I'm trying to understand why if, given $f_n(x)$ with $x \in X$ and $\lim_{n \rightarrow \infty} f_n(x)=f(x)$ for all $x \in X$, we cannot directly say that $f(x)$ is the uniform limit of $f_n(x)$. Can you confirm me that the reason is that according to the definition of pointwise convergence:

$\forall \epsilon > 0 \forall x\in X \exists N\in\mathbb{N} \forall n\geq N \ \ s.t. \ \ |f_n(x) - f(x)| < \epsilon$

We know that there exists an $N$ for every $x$ BUT we cannot know that this $N$ applies for every $x$?

Answer 1

The usual counterexample: $f_n(x) = x^n$, $x\in[0,1]$.

Answer 2

Yes, exactly.

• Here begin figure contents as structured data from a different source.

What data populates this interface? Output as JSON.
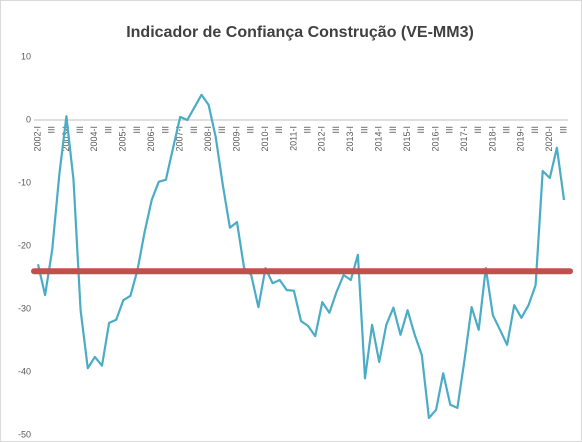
{
  "chart_data": {
    "type": "line",
    "title": "Indicador de Confiança Construção (VE-MM3)",
    "categories": [
      "2002-I",
      null,
      "III",
      null,
      "2003-I",
      null,
      "III",
      null,
      "2004-I",
      null,
      "III",
      null,
      "2005-I",
      null,
      "III",
      null,
      "2006-I",
      null,
      "III",
      null,
      "2007-I",
      null,
      "III",
      null,
      "2008-I",
      null,
      "III",
      null,
      "2009-I",
      null,
      "III",
      null,
      "2010-I",
      null,
      "III",
      null,
      "2011-I",
      null,
      "III",
      null,
      "2012-I",
      null,
      "III",
      null,
      "2013-I",
      null,
      "III",
      null,
      "2014-I",
      null,
      "III",
      null,
      "2015-I",
      null,
      "III",
      null,
      "2016-I",
      null,
      "III",
      null,
      "2017-I",
      null,
      "III",
      null,
      "2018-I",
      null,
      "III",
      null,
      "2019-I",
      null,
      "III",
      null,
      "2020-I",
      null,
      "III"
    ],
    "series": [
      {
        "name": "VE-MM3",
        "color": "#4bacc6",
        "values": [
          -22.9,
          -27.8,
          -20.6,
          -8.7,
          0.6,
          -9.5,
          -30.2,
          -39.4,
          -37.6,
          -39,
          -32.2,
          -31.7,
          -28.6,
          -27.9,
          -23.8,
          -17.8,
          -12.7,
          -9.8,
          -9.5,
          -4.4,
          0.5,
          0,
          2,
          4,
          2.4,
          -2.7,
          -10.3,
          -17.1,
          -16.2,
          -23.5,
          -24.6,
          -29.7,
          -23.5,
          -25.9,
          -25.4,
          -27,
          -27.1,
          -31.9,
          -32.7,
          -34.3,
          -28.9,
          -30.6,
          -27.3,
          -24.6,
          -25.4,
          -21.4,
          -41,
          -32.5,
          -38.4,
          -32.5,
          -29.8,
          -34.1,
          -30.2,
          -34.1,
          -37.3,
          -47.3,
          -46,
          -40.2,
          -45.2,
          -45.7,
          -38.1,
          -29.7,
          -33.3,
          -23.5,
          -31,
          -33.3,
          -35.7,
          -29.4,
          -31.4,
          -29.4,
          -26.2,
          -8.1,
          -9.2,
          -4.4,
          -12.7
        ]
      }
    ],
    "reference_line": {
      "value": -24,
      "color": "#c0504d"
    },
    "ylim": [
      -50,
      10
    ],
    "yticks": [
      10,
      0,
      -10,
      -20,
      -30,
      -40,
      -50
    ],
    "grid": false
  }
}
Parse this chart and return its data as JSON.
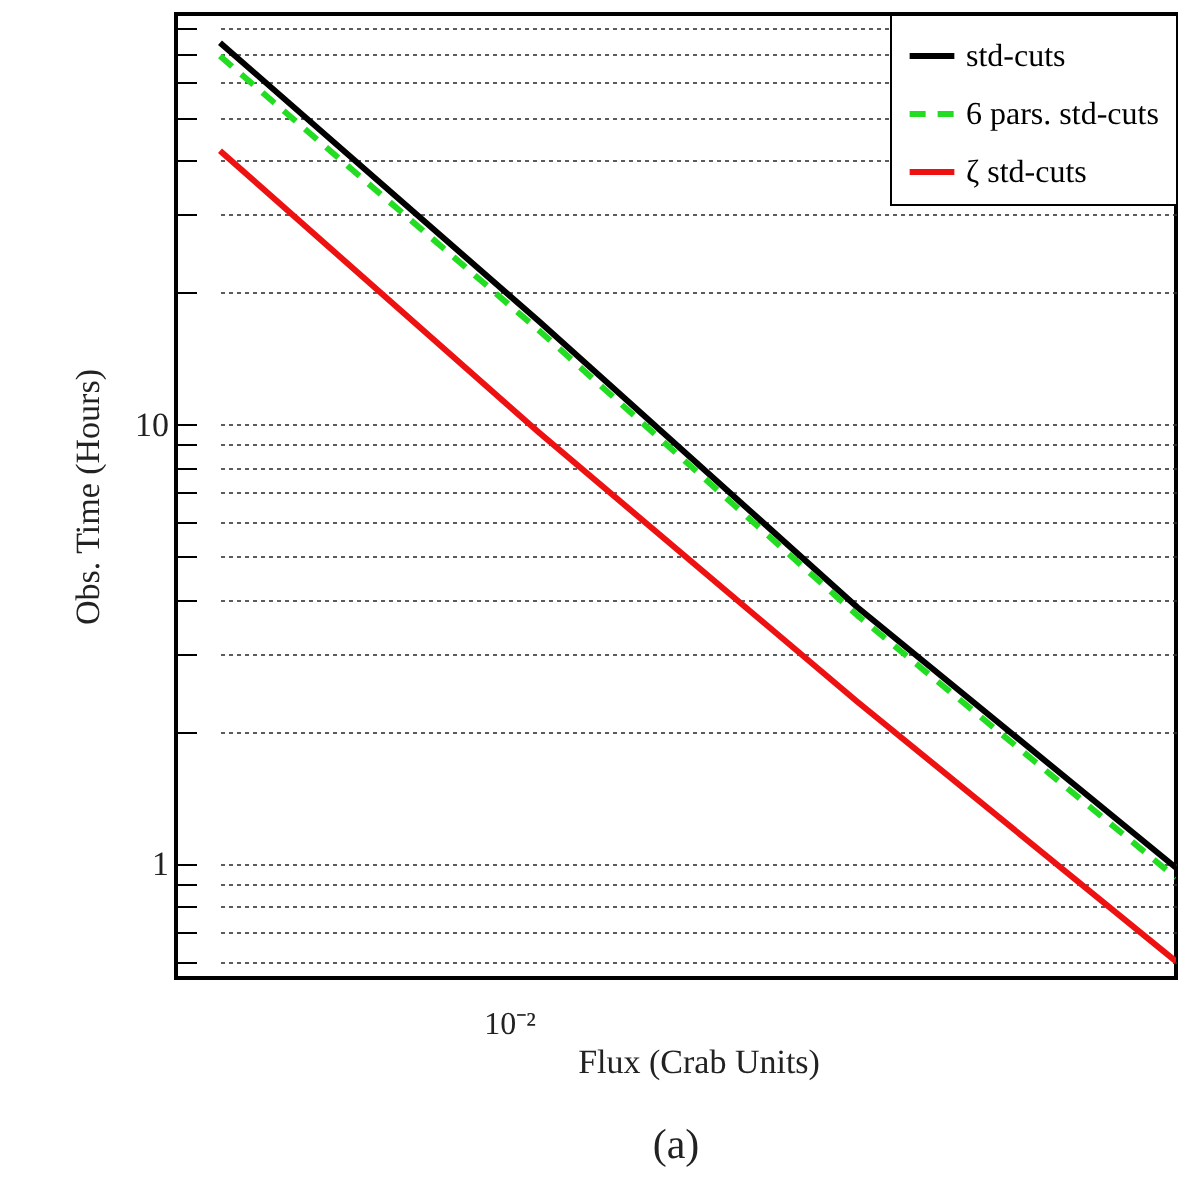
{
  "chart_data": {
    "type": "line",
    "xlabel": "Flux (Crab Units)",
    "ylabel": "Obs. Time (Hours)",
    "annotations": [
      "10⁻²",
      "(a)"
    ],
    "categories": [
      null,
      null,
      null,
      null
    ],
    "series": [
      {
        "name": "std-cuts",
        "color": "#000000",
        "line_style": "solid",
        "values": [
          74,
          17.2,
          3.84,
          0.98
        ]
      },
      {
        "name": "6 pars. std-cuts",
        "color": "#22dd22",
        "line_style": "dashed",
        "values": [
          69,
          16.4,
          3.68,
          0.93
        ]
      },
      {
        "name": "ζ std-cuts",
        "color": "#ee1111",
        "line_style": "solid",
        "values": [
          42,
          9.6,
          2.34,
          0.6
        ]
      }
    ],
    "log": "y",
    "ylim": [
      0.55,
      86
    ],
    "yticks": [
      {
        "value": 0.6,
        "label": null
      },
      {
        "value": 0.7,
        "label": null
      },
      {
        "value": 0.8,
        "label": null
      },
      {
        "value": 0.9,
        "label": null
      },
      {
        "value": 1,
        "label": "1"
      },
      {
        "value": 2,
        "label": null
      },
      {
        "value": 3,
        "label": null
      },
      {
        "value": 4,
        "label": null
      },
      {
        "value": 5,
        "label": null
      },
      {
        "value": 6,
        "label": null
      },
      {
        "value": 7,
        "label": null
      },
      {
        "value": 8,
        "label": null
      },
      {
        "value": 9,
        "label": null
      },
      {
        "value": 10,
        "label": "10"
      },
      {
        "value": 20,
        "label": null
      },
      {
        "value": 30,
        "label": null
      },
      {
        "value": 40,
        "label": null
      },
      {
        "value": 50,
        "label": null
      },
      {
        "value": 60,
        "label": null
      },
      {
        "value": 70,
        "label": null
      },
      {
        "value": 80,
        "label": null
      }
    ],
    "grid": "y",
    "legend": "top right",
    "marker": "none",
    "tick_labels": "y"
  }
}
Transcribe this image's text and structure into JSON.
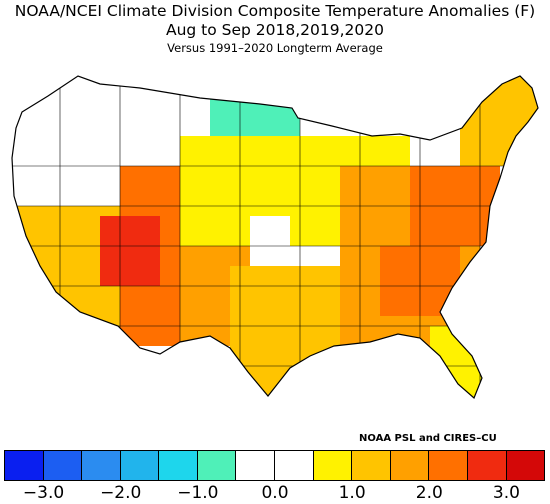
{
  "title": {
    "line1": "NOAA/NCEI Climate Division Composite Temperature Anomalies (F)",
    "line2": "Aug to Sep  2018,2019,2020",
    "line3": "Versus 1991–2020 Longterm Average"
  },
  "credit": "NOAA PSL and CIRES–CU",
  "legend": {
    "bins": [
      {
        "from": -3.5,
        "to": -3.0,
        "color": "#0a1ff0"
      },
      {
        "from": -3.0,
        "to": -2.5,
        "color": "#1c5ef2"
      },
      {
        "from": -2.5,
        "to": -2.0,
        "color": "#2b8cf0"
      },
      {
        "from": -2.0,
        "to": -1.5,
        "color": "#21b4ec"
      },
      {
        "from": -1.5,
        "to": -1.0,
        "color": "#1ed6ec"
      },
      {
        "from": -1.0,
        "to": -0.5,
        "color": "#4ff0b8"
      },
      {
        "from": -0.5,
        "to": 0.0,
        "color": "#ffffff"
      },
      {
        "from": 0.0,
        "to": 0.5,
        "color": "#ffffff"
      },
      {
        "from": 0.5,
        "to": 1.0,
        "color": "#fff200"
      },
      {
        "from": 1.0,
        "to": 1.5,
        "color": "#ffc400"
      },
      {
        "from": 1.5,
        "to": 2.0,
        "color": "#ffa000"
      },
      {
        "from": 2.0,
        "to": 2.5,
        "color": "#ff7000"
      },
      {
        "from": 2.5,
        "to": 3.0,
        "color": "#f02b10"
      },
      {
        "from": 3.0,
        "to": 3.5,
        "color": "#d40808"
      }
    ],
    "ticks": [
      "−3.0",
      "−2.0",
      "−1.0",
      "0.0",
      "1.0",
      "2.0",
      "3.0"
    ]
  },
  "map": {
    "outline_color": "#000000",
    "regions": [
      {
        "name": "pacific-northwest",
        "color": "#ffffff"
      },
      {
        "name": "northern-rockies",
        "color": "#ffffff"
      },
      {
        "name": "north-dakota-minnesota",
        "color": "#4ff0b8"
      },
      {
        "name": "upper-midwest",
        "color": "#ffffff"
      },
      {
        "name": "central-plains",
        "color": "#fff200"
      },
      {
        "name": "central-white-patch",
        "color": "#ffffff"
      },
      {
        "name": "california-great-basin",
        "color": "#ffc400"
      },
      {
        "name": "four-corners",
        "color": "#ff7000"
      },
      {
        "name": "utah-core",
        "color": "#f02b10"
      },
      {
        "name": "southwest",
        "color": "#ffa000"
      },
      {
        "name": "texas-lower-plains",
        "color": "#ffc400"
      },
      {
        "name": "mississippi-valley",
        "color": "#ffa000"
      },
      {
        "name": "southeast",
        "color": "#ffa000"
      },
      {
        "name": "appalachians",
        "color": "#ff7000"
      },
      {
        "name": "mid-atlantic",
        "color": "#ff7000"
      },
      {
        "name": "new-england",
        "color": "#ffc400"
      },
      {
        "name": "florida-gulf",
        "color": "#fff200"
      }
    ]
  }
}
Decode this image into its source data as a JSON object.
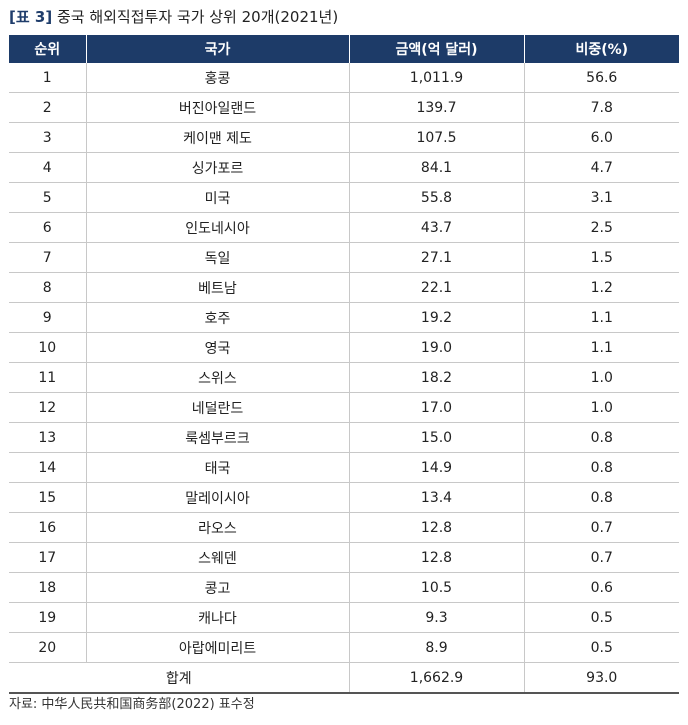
{
  "title": {
    "tag": "[표 3]",
    "text": "중국 해외직접투자 국가 상위 20개(2021년)"
  },
  "table": {
    "headers": [
      "순위",
      "국가",
      "금액(억 달러)",
      "비중(%)"
    ],
    "rows": [
      {
        "rank": "1",
        "country": "홍콩",
        "amount": "1,011.9",
        "share": "56.6"
      },
      {
        "rank": "2",
        "country": "버진아일랜드",
        "amount": "139.7",
        "share": "7.8"
      },
      {
        "rank": "3",
        "country": "케이맨 제도",
        "amount": "107.5",
        "share": "6.0"
      },
      {
        "rank": "4",
        "country": "싱가포르",
        "amount": "84.1",
        "share": "4.7"
      },
      {
        "rank": "5",
        "country": "미국",
        "amount": "55.8",
        "share": "3.1"
      },
      {
        "rank": "6",
        "country": "인도네시아",
        "amount": "43.7",
        "share": "2.5"
      },
      {
        "rank": "7",
        "country": "독일",
        "amount": "27.1",
        "share": "1.5"
      },
      {
        "rank": "8",
        "country": "베트남",
        "amount": "22.1",
        "share": "1.2"
      },
      {
        "rank": "9",
        "country": "호주",
        "amount": "19.2",
        "share": "1.1"
      },
      {
        "rank": "10",
        "country": "영국",
        "amount": "19.0",
        "share": "1.1"
      },
      {
        "rank": "11",
        "country": "스위스",
        "amount": "18.2",
        "share": "1.0"
      },
      {
        "rank": "12",
        "country": "네덜란드",
        "amount": "17.0",
        "share": "1.0"
      },
      {
        "rank": "13",
        "country": "룩셈부르크",
        "amount": "15.0",
        "share": "0.8"
      },
      {
        "rank": "14",
        "country": "태국",
        "amount": "14.9",
        "share": "0.8"
      },
      {
        "rank": "15",
        "country": "말레이시아",
        "amount": "13.4",
        "share": "0.8"
      },
      {
        "rank": "16",
        "country": "라오스",
        "amount": "12.8",
        "share": "0.7"
      },
      {
        "rank": "17",
        "country": "스웨덴",
        "amount": "12.8",
        "share": "0.7"
      },
      {
        "rank": "18",
        "country": "콩고",
        "amount": "10.5",
        "share": "0.6"
      },
      {
        "rank": "19",
        "country": "캐나다",
        "amount": "9.3",
        "share": "0.5"
      },
      {
        "rank": "20",
        "country": "아랍에미리트",
        "amount": "8.9",
        "share": "0.5"
      }
    ],
    "total": {
      "label": "합계",
      "amount": "1,662.9",
      "share": "93.0"
    }
  },
  "source": "자료: 中华人民共和国商务部(2022) 표수정"
}
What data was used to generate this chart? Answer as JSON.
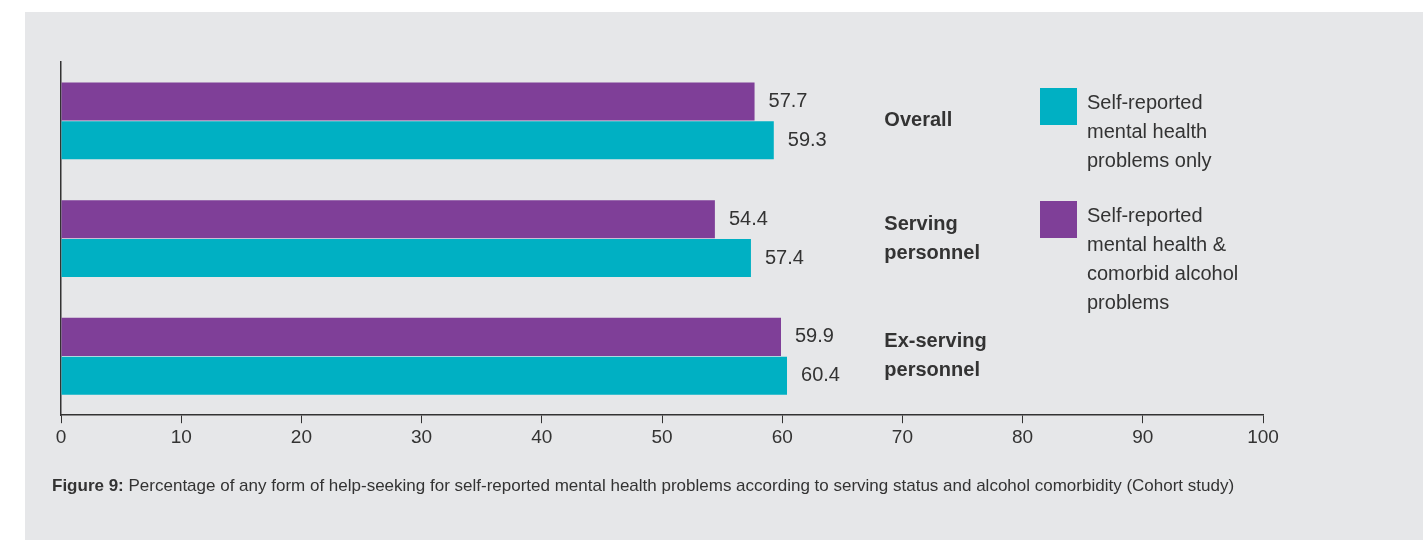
{
  "chart_data": {
    "type": "bar",
    "orientation": "horizontal",
    "categories": [
      "Overall",
      "Serving personnel",
      "Ex-serving personnel"
    ],
    "series": [
      {
        "name": "Self-reported mental health & comorbid alcohol problems",
        "color": "#7f3f98",
        "values": [
          57.7,
          54.4,
          59.9
        ]
      },
      {
        "name": "Self-reported mental health problems only",
        "color": "#00b0c3",
        "values": [
          59.3,
          57.4,
          60.4
        ]
      }
    ],
    "xlim": [
      0,
      100
    ],
    "xticks": [
      0,
      10,
      20,
      30,
      40,
      50,
      60,
      70,
      80,
      90,
      100
    ],
    "data_labels": true,
    "grid": false,
    "legend": "top right",
    "annotations": [
      "Figure 9: Percentage of any form of help-seeking for self-reported mental health problems according to serving status and alcohol comorbidity (Cohort study)"
    ]
  }
}
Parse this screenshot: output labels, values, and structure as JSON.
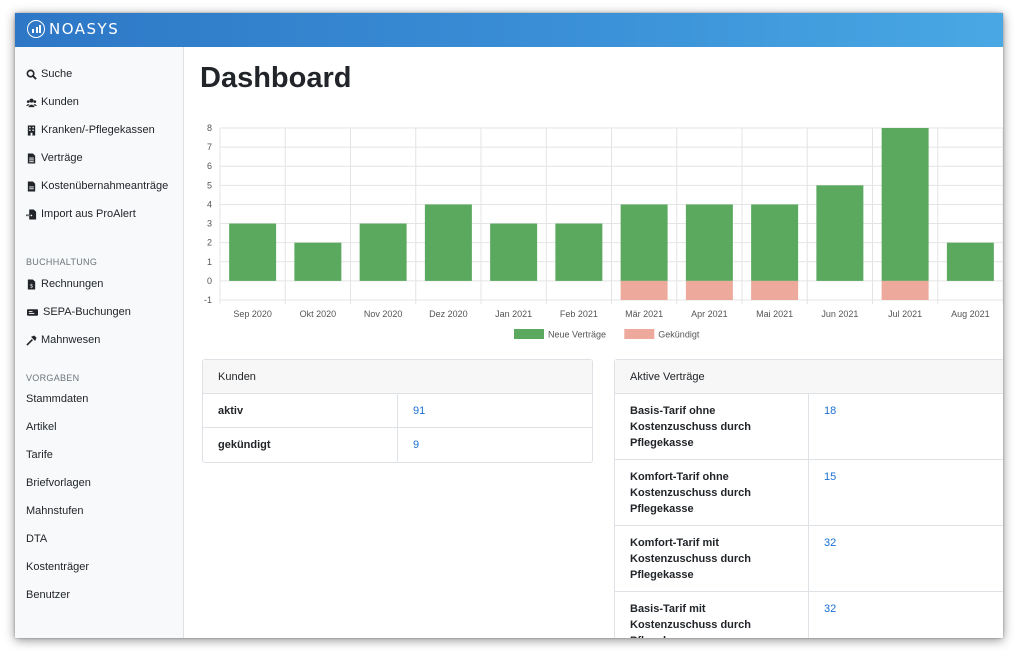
{
  "app": {
    "brand": "NOASYS"
  },
  "sidebar": {
    "items": [
      {
        "label": "Suche",
        "icon": "search-icon"
      },
      {
        "label": "Kunden",
        "icon": "users-icon"
      },
      {
        "label": "Kranken/-Pflegekassen",
        "icon": "building-icon"
      },
      {
        "label": "Verträge",
        "icon": "file-icon"
      },
      {
        "label": "Kostenübernahmeanträge",
        "icon": "file-icon"
      },
      {
        "label": "Import aus ProAlert",
        "icon": "file-import-icon"
      }
    ],
    "section_accounting": "BUCHHALTUNG",
    "accounting_items": [
      {
        "label": "Rechnungen",
        "icon": "invoice-icon"
      },
      {
        "label": "SEPA-Buchungen",
        "icon": "money-icon"
      },
      {
        "label": "Mahnwesen",
        "icon": "hammer-icon"
      }
    ],
    "section_presets": "VORGABEN",
    "preset_items": [
      {
        "label": "Stammdaten"
      },
      {
        "label": "Artikel"
      },
      {
        "label": "Tarife"
      },
      {
        "label": "Briefvorlagen"
      },
      {
        "label": "Mahnstufen"
      },
      {
        "label": "DTA"
      },
      {
        "label": "Kostenträger"
      },
      {
        "label": "Benutzer"
      }
    ]
  },
  "main": {
    "title": "Dashboard"
  },
  "colors": {
    "new": "#5aa95f",
    "cancelled": "#eda99b",
    "link": "#1a6fd1",
    "header_gradient_start": "#2d77c6",
    "header_gradient_end": "#49a8e4"
  },
  "chart_data": {
    "type": "bar",
    "categories": [
      "Sep 2020",
      "Okt 2020",
      "Nov 2020",
      "Dez 2020",
      "Jan 2021",
      "Feb 2021",
      "Mär 2021",
      "Apr 2021",
      "Mai 2021",
      "Jun 2021",
      "Jul 2021",
      "Aug 2021"
    ],
    "series": [
      {
        "name": "Neue Verträge",
        "values": [
          3,
          2,
          3,
          4,
          3,
          3,
          4,
          4,
          4,
          5,
          8,
          2
        ],
        "color": "#5aa95f"
      },
      {
        "name": "Gekündigt",
        "values": [
          0,
          0,
          0,
          0,
          0,
          0,
          -1,
          -1,
          -1,
          0,
          -1,
          0
        ],
        "color": "#eda99b"
      }
    ],
    "ylim": [
      -1,
      8
    ],
    "yticks": [
      -1,
      0,
      1,
      2,
      3,
      4,
      5,
      6,
      7,
      8
    ],
    "grid": true,
    "legend": "bottom"
  },
  "customers_card": {
    "title": "Kunden",
    "rows": [
      {
        "label": "aktiv",
        "value": "91"
      },
      {
        "label": "gekündigt",
        "value": "9"
      }
    ]
  },
  "contracts_card": {
    "title": "Aktive Verträge",
    "rows": [
      {
        "label": "Basis-Tarif ohne Kostenzuschuss durch Pflegekasse",
        "value": "18"
      },
      {
        "label": "Komfort-Tarif ohne Kostenzuschuss durch Pflegekasse",
        "value": "15"
      },
      {
        "label": "Komfort-Tarif mit Kostenzuschuss durch Pflegekasse",
        "value": "32"
      },
      {
        "label": "Basis-Tarif mit Kostenzuschuss durch Pflegekasse",
        "value": "32"
      }
    ]
  }
}
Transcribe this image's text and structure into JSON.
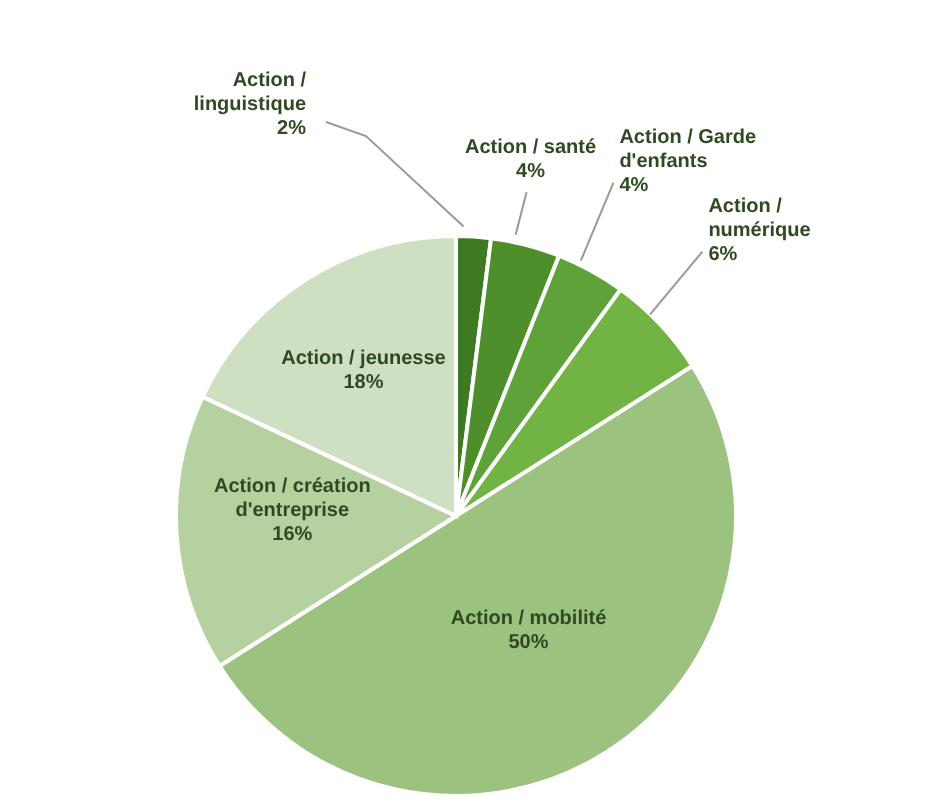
{
  "chart_data": {
    "type": "pie",
    "categories": [
      "Action / linguistique",
      "Action / santé",
      "Action / Garde d'enfants",
      "Action / numérique",
      "Action / mobilité",
      "Action / création d'entreprise",
      "Action / jeunesse"
    ],
    "values": [
      2,
      4,
      4,
      6,
      50,
      16,
      18
    ],
    "value_labels": [
      "2%",
      "4%",
      "4%",
      "6%",
      "50%",
      "16%",
      "18%"
    ],
    "colors": [
      "#3d7a22",
      "#4e8f2c",
      "#5fa23a",
      "#72b443",
      "#9cc27f",
      "#b5d1a0",
      "#cfe0c2"
    ]
  }
}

Take the sequence of functions $$ f_n(x) = x^n $$ Obviously, on the interval $(0,1)$, $$ f(x) = \lim_{n\to\infty} f_n = 0. $$

But OTOH, if you fix an $N$, you can always find an $x$ such that $$ \left|f(x) - f_N(x)\right| \geq \frac{1}{2}. $$ Just pick $x = \sqrt[N]{\frac{1}{2}}$, then $$ \left|1 - \left(\sqrt[N]{\frac{1}{2}}\right)^N\right| = 1 - \frac{1}{2} = \frac{1}{2}. $$ The convergence can thus not be uniform, because in the case of uniform convergence, it should be possible to choosen an $N$ such that no matter which $x$ you pick, the distance of $f_N(x)$ from the limit $f(x)$ should be less than $\frac{1}{2}$. (And of course there should be a similar picking procedure for $N$ for any other $\epsilon$ you chose, not only for $\frac{1}{2}$).

Answer 3

Another simple example is $f_n(x)=x/n,x \in \Bbb R$, converging pointwise to $f \equiv 0$, but not uniformly.

Let $\epsilon = 1$, for instance. Pick $N \in \Bbb N$. You want to find $x \in \Bbb R$ such that $|f_n(x) - 0|>1$, i.e. $|x|>1 \cdot N$. You can take $x=N + 1$ for instance. Then the convergence of $(f_n)_{n≥1}$ to $f$ is not uniform.